C’est révoltant mais c’est comme ça. Néanmoins, quelqu’un qui a un peu vécu, finit par entrevoir que la course d’obstacles d’une vie appelée désir, n’est pas tant déterminée par le bon vouloir d’un quidam que par le temps . L’être humain étant mu par une force du désir incontrôlable, il faut bien que la nature lui ménage quelques freins. Le maître mot c’est l’adaptation, la capacité d’adapter son moteur à son environnement. A ce propos, Victor HAIM – qui pourrait fort bien jouer le rôle de l’ange – fustige les lieux communs dans cette scène cocasse où la pauvre femme est obligée d’en vomir quelques uns pour redevenir propre.

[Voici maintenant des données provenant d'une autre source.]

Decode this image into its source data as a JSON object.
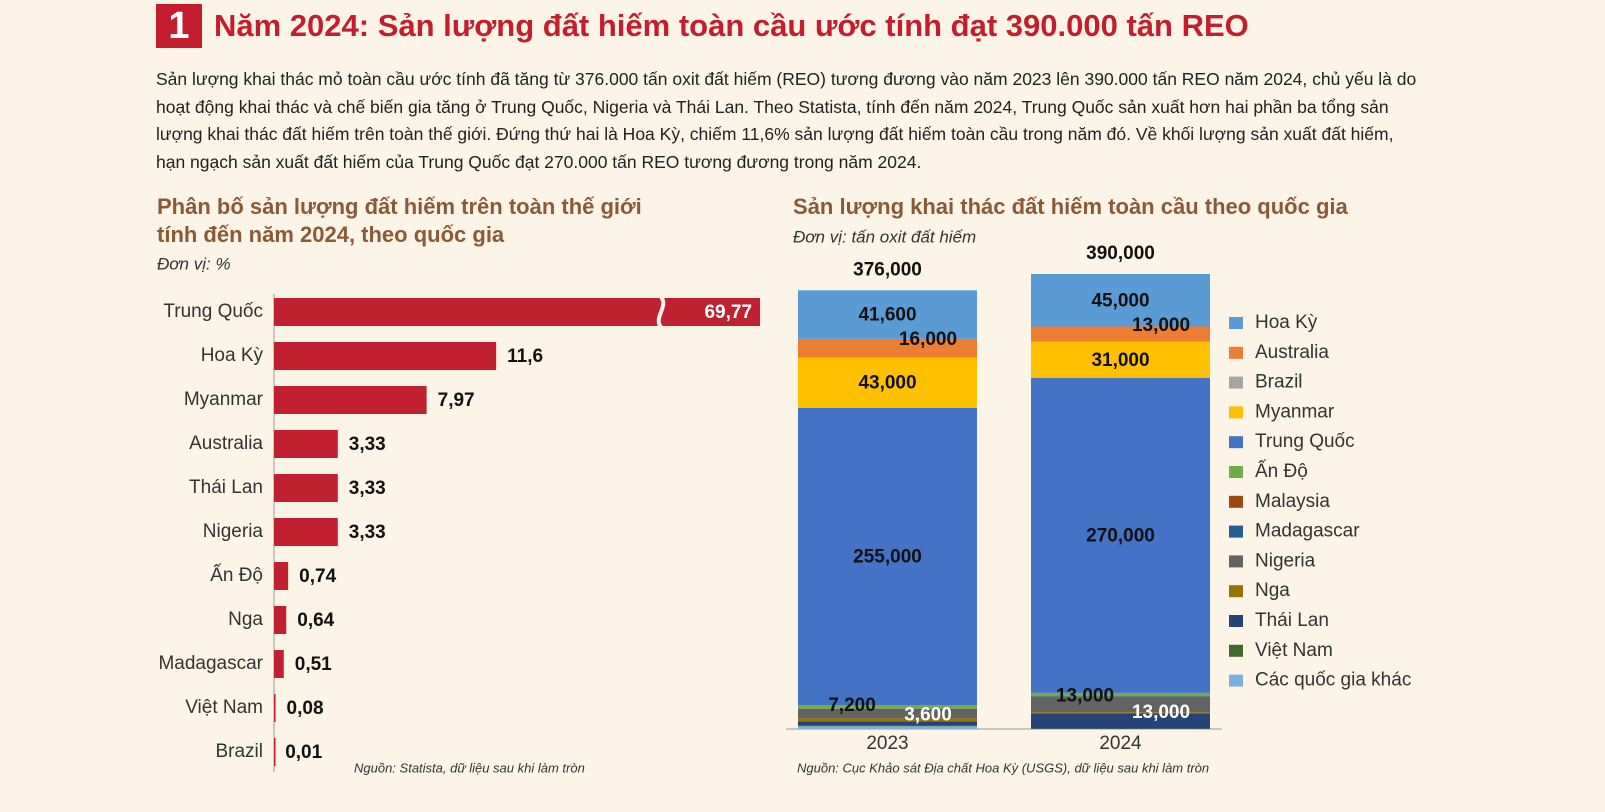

Mais pourquoi donc l’ange s’intéresse t-il tant à cette femme ? Sans doute parce qu’immunisé par son immortalité virtuelle, il est touché par sa vulnérabilité, par le sentiment que quoiqu’elle dise sur sa vie, c’est la manière dont elle s’exprime qui importe, son ressenti qui échappe en réalité à tout jugement de valeurs.

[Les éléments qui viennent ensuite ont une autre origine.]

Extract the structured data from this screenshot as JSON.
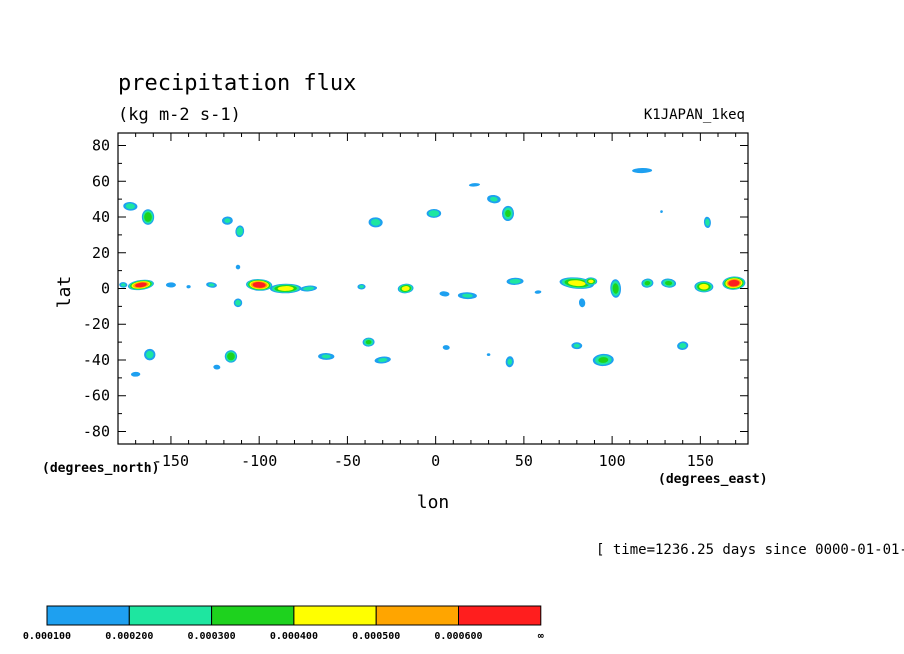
{
  "chart_data": {
    "type": "heatmap",
    "title": "precipitation flux",
    "units": "(kg m-2 s-1)",
    "dataset": "K1JAPAN_1keq",
    "xlabel": "lon",
    "ylabel": "lat",
    "x_units": "(degrees_east)",
    "y_units": "(degrees_north)",
    "time_label": "[ time=1236.25 days since 0000-01-01-",
    "xlim": [
      -180,
      177
    ],
    "ylim": [
      -87,
      87
    ],
    "x_ticks": [
      -150,
      -100,
      -50,
      0,
      50,
      100,
      150
    ],
    "y_ticks": [
      80,
      60,
      40,
      20,
      0,
      -20,
      -40,
      -60,
      -80
    ],
    "x_tick_labels": [
      "-150",
      "-100",
      "-50",
      "0",
      "50",
      "100",
      "150"
    ],
    "y_tick_labels": [
      "80",
      "60",
      "40",
      "20",
      "0",
      "-20",
      "-40",
      "-60",
      "-80"
    ],
    "levels": [
      0.0001,
      0.0002,
      0.0003,
      0.0004,
      0.0005,
      0.0006
    ],
    "colorbar": {
      "labels": [
        "0.000100",
        "0.000200",
        "0.000300",
        "0.000400",
        "0.000500",
        "0.000600",
        "∞"
      ],
      "colors": [
        "#1ea0f0",
        "#1ee6a0",
        "#1ed21e",
        "#ffff00",
        "#ffa500",
        "#ff1e1e"
      ]
    },
    "blobs": [
      {
        "lon": -167,
        "lat": 2,
        "rx": 8,
        "ry": 3,
        "peak": 0.00065
      },
      {
        "lon": -177,
        "lat": 2,
        "rx": 3,
        "ry": 2,
        "peak": 0.00022
      },
      {
        "lon": -150,
        "lat": 2,
        "rx": 4,
        "ry": 2,
        "peak": 0.00018
      },
      {
        "lon": -140,
        "lat": 1,
        "rx": 2,
        "ry": 1.5,
        "peak": 0.00014
      },
      {
        "lon": -127,
        "lat": 2,
        "rx": 4,
        "ry": 2,
        "peak": 0.00022
      },
      {
        "lon": -100,
        "lat": 2,
        "rx": 8,
        "ry": 3.5,
        "peak": 0.00068
      },
      {
        "lon": -85,
        "lat": 0,
        "rx": 10,
        "ry": 3,
        "peak": 0.00045
      },
      {
        "lon": -72,
        "lat": 0,
        "rx": 6,
        "ry": 2,
        "peak": 0.00025
      },
      {
        "lon": -112,
        "lat": -8,
        "rx": 3,
        "ry": 3,
        "peak": 0.00025
      },
      {
        "lon": -112,
        "lat": 12,
        "rx": 2,
        "ry": 2,
        "peak": 0.00015
      },
      {
        "lon": -42,
        "lat": 1,
        "rx": 3,
        "ry": 2,
        "peak": 0.00022
      },
      {
        "lon": -17,
        "lat": 0,
        "rx": 5,
        "ry": 3,
        "peak": 0.00045
      },
      {
        "lon": 5,
        "lat": -3,
        "rx": 4,
        "ry": 2,
        "peak": 0.00018
      },
      {
        "lon": 18,
        "lat": -4,
        "rx": 7,
        "ry": 2.5,
        "peak": 0.00022
      },
      {
        "lon": 45,
        "lat": 4,
        "rx": 6,
        "ry": 2.5,
        "peak": 0.00025
      },
      {
        "lon": 58,
        "lat": -2,
        "rx": 3,
        "ry": 1.5,
        "peak": 0.00015
      },
      {
        "lon": 80,
        "lat": 3,
        "rx": 11,
        "ry": 3.5,
        "peak": 0.00045
      },
      {
        "lon": 88,
        "lat": 4,
        "rx": 4,
        "ry": 2.5,
        "peak": 0.00042
      },
      {
        "lon": 102,
        "lat": 0,
        "rx": 3.5,
        "ry": 6,
        "peak": 0.00035
      },
      {
        "lon": 120,
        "lat": 3,
        "rx": 4,
        "ry": 3,
        "peak": 0.00032
      },
      {
        "lon": 132,
        "lat": 3,
        "rx": 5,
        "ry": 3,
        "peak": 0.00032
      },
      {
        "lon": 152,
        "lat": 1,
        "rx": 6,
        "ry": 3.5,
        "peak": 0.00045
      },
      {
        "lon": 169,
        "lat": 3,
        "rx": 7,
        "ry": 4,
        "peak": 0.00068
      },
      {
        "lon": 83,
        "lat": -8,
        "rx": 2.5,
        "ry": 3.5,
        "peak": 0.00018
      },
      {
        "lon": -173,
        "lat": 46,
        "rx": 5,
        "ry": 3,
        "peak": 0.00025
      },
      {
        "lon": -163,
        "lat": 40,
        "rx": 4,
        "ry": 5,
        "peak": 0.00038
      },
      {
        "lon": -118,
        "lat": 38,
        "rx": 4,
        "ry": 3,
        "peak": 0.00022
      },
      {
        "lon": -111,
        "lat": 32,
        "rx": 3,
        "ry": 4,
        "peak": 0.00028
      },
      {
        "lon": -34,
        "lat": 37,
        "rx": 5,
        "ry": 3.5,
        "peak": 0.00025
      },
      {
        "lon": -1,
        "lat": 42,
        "rx": 5,
        "ry": 3,
        "peak": 0.00028
      },
      {
        "lon": 22,
        "lat": 58,
        "rx": 5,
        "ry": 1.5,
        "peak": 0.00015
      },
      {
        "lon": 33,
        "lat": 50,
        "rx": 5,
        "ry": 3,
        "peak": 0.00022
      },
      {
        "lon": 41,
        "lat": 42,
        "rx": 4,
        "ry": 5,
        "peak": 0.00032
      },
      {
        "lon": 117,
        "lat": 66,
        "rx": 8,
        "ry": 2,
        "peak": 0.00018
      },
      {
        "lon": 154,
        "lat": 37,
        "rx": 2.5,
        "ry": 4,
        "peak": 0.00024
      },
      {
        "lon": 128,
        "lat": 43,
        "rx": 1.5,
        "ry": 1.5,
        "peak": 0.00012
      },
      {
        "lon": -162,
        "lat": -37,
        "rx": 4,
        "ry": 4,
        "peak": 0.00025
      },
      {
        "lon": -170,
        "lat": -48,
        "rx": 4,
        "ry": 2,
        "peak": 0.00016
      },
      {
        "lon": -116,
        "lat": -38,
        "rx": 4,
        "ry": 4,
        "peak": 0.00038
      },
      {
        "lon": -124,
        "lat": -44,
        "rx": 3,
        "ry": 2,
        "peak": 0.00016
      },
      {
        "lon": -62,
        "lat": -38,
        "rx": 6,
        "ry": 2.5,
        "peak": 0.00022
      },
      {
        "lon": -38,
        "lat": -30,
        "rx": 4,
        "ry": 3,
        "peak": 0.00032
      },
      {
        "lon": -30,
        "lat": -40,
        "rx": 6,
        "ry": 2.5,
        "peak": 0.00022
      },
      {
        "lon": 42,
        "lat": -41,
        "rx": 3,
        "ry": 4,
        "peak": 0.00022
      },
      {
        "lon": 80,
        "lat": -32,
        "rx": 4,
        "ry": 2.5,
        "peak": 0.00022
      },
      {
        "lon": 95,
        "lat": -40,
        "rx": 7,
        "ry": 4,
        "peak": 0.00032
      },
      {
        "lon": 140,
        "lat": -32,
        "rx": 4,
        "ry": 3,
        "peak": 0.00024
      },
      {
        "lon": 6,
        "lat": -33,
        "rx": 3,
        "ry": 2,
        "peak": 0.00016
      },
      {
        "lon": 30,
        "lat": -37,
        "rx": 2,
        "ry": 1.5,
        "peak": 0.00012
      }
    ]
  }
}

Une sorte de chantage affectif s’instaure entre l’ange et la femme, le pompon de la bonne réponse ne servant qu’à exacerber le désir de la femme d’exister, d’affirmer son existence face aux dictats de cet ange énigmatique, une sorte de père idéalisé que toute fille dans ses fantasmes, encore un lieu commun, rêve de séduire.

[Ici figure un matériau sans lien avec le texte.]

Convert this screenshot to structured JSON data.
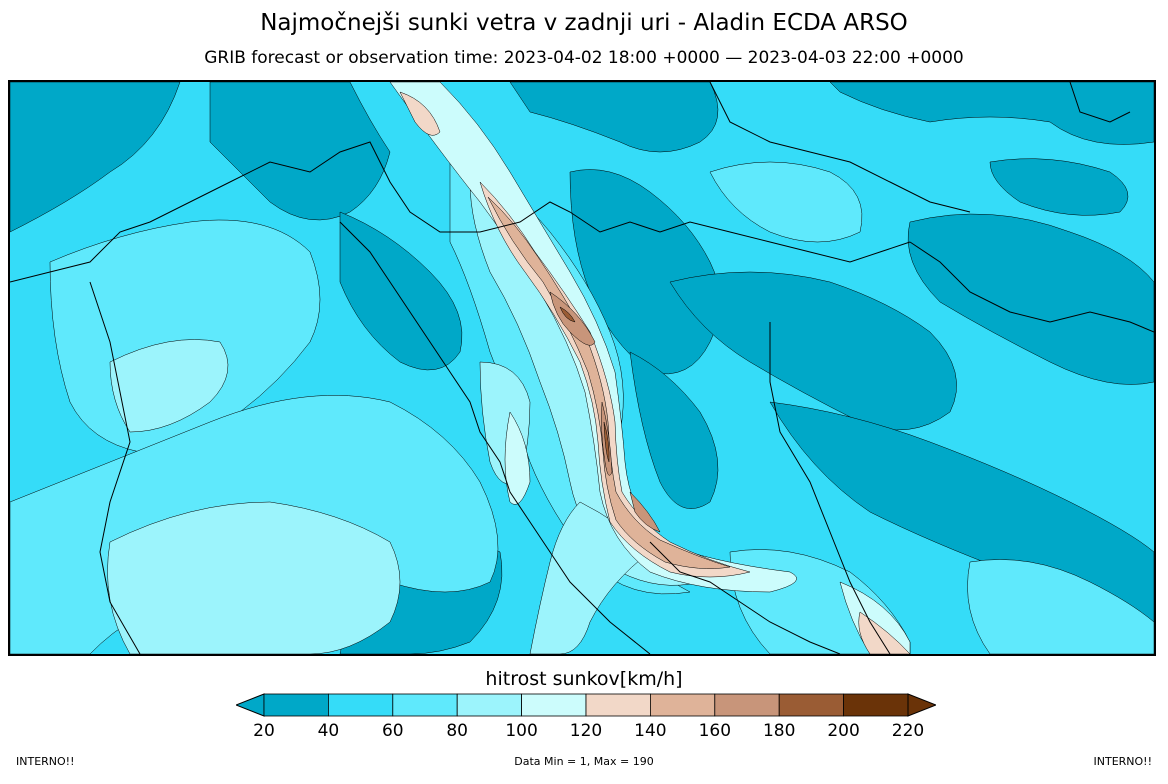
{
  "header": {
    "title": "Najmočnejši sunki vetra v zadnji uri - Aladin ECDA ARSO",
    "subtitle": "GRIB forecast or observation time: 2023-04-02 18:00 +0000 — 2023-04-03 22:00 +0000"
  },
  "legend": {
    "title": "hitrost sunkov[km/h]",
    "ticks": [
      "20",
      "40",
      "60",
      "80",
      "100",
      "120",
      "140",
      "160",
      "180",
      "200",
      "220"
    ],
    "colors": [
      "#00a8c8",
      "#35dcf8",
      "#5fe9fc",
      "#9cf4fc",
      "#ccfcfc",
      "#f2d8c8",
      "#dfb399",
      "#c8957a",
      "#9a5c34",
      "#6a3308"
    ],
    "under_color": "#00a8c8",
    "over_color": "#6a3308"
  },
  "map": {
    "background_color": "#35dcf8"
  },
  "footer": {
    "left": "INTERNO!!",
    "center": "Data Min = 1, Max = 190",
    "right": "INTERNO!!"
  }
}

L’ange interprété par Patrick COURTOIS à la mine chafouine, est aussi truculent qu’un moine défroqué, et la femme jouée par Marie DELAROCHE, frémissante de féminité, est très émouvante.

Sur scène, un empilement de valises usées jusqu’à la corde suggère la bonne pâte de nos bons vieux clichés sur les portes de paradis ou d’enfer . Aspect vieillot qui fait songer aux étiquettes effacées et humides qui résistent sur les bouteilles de vin en cave.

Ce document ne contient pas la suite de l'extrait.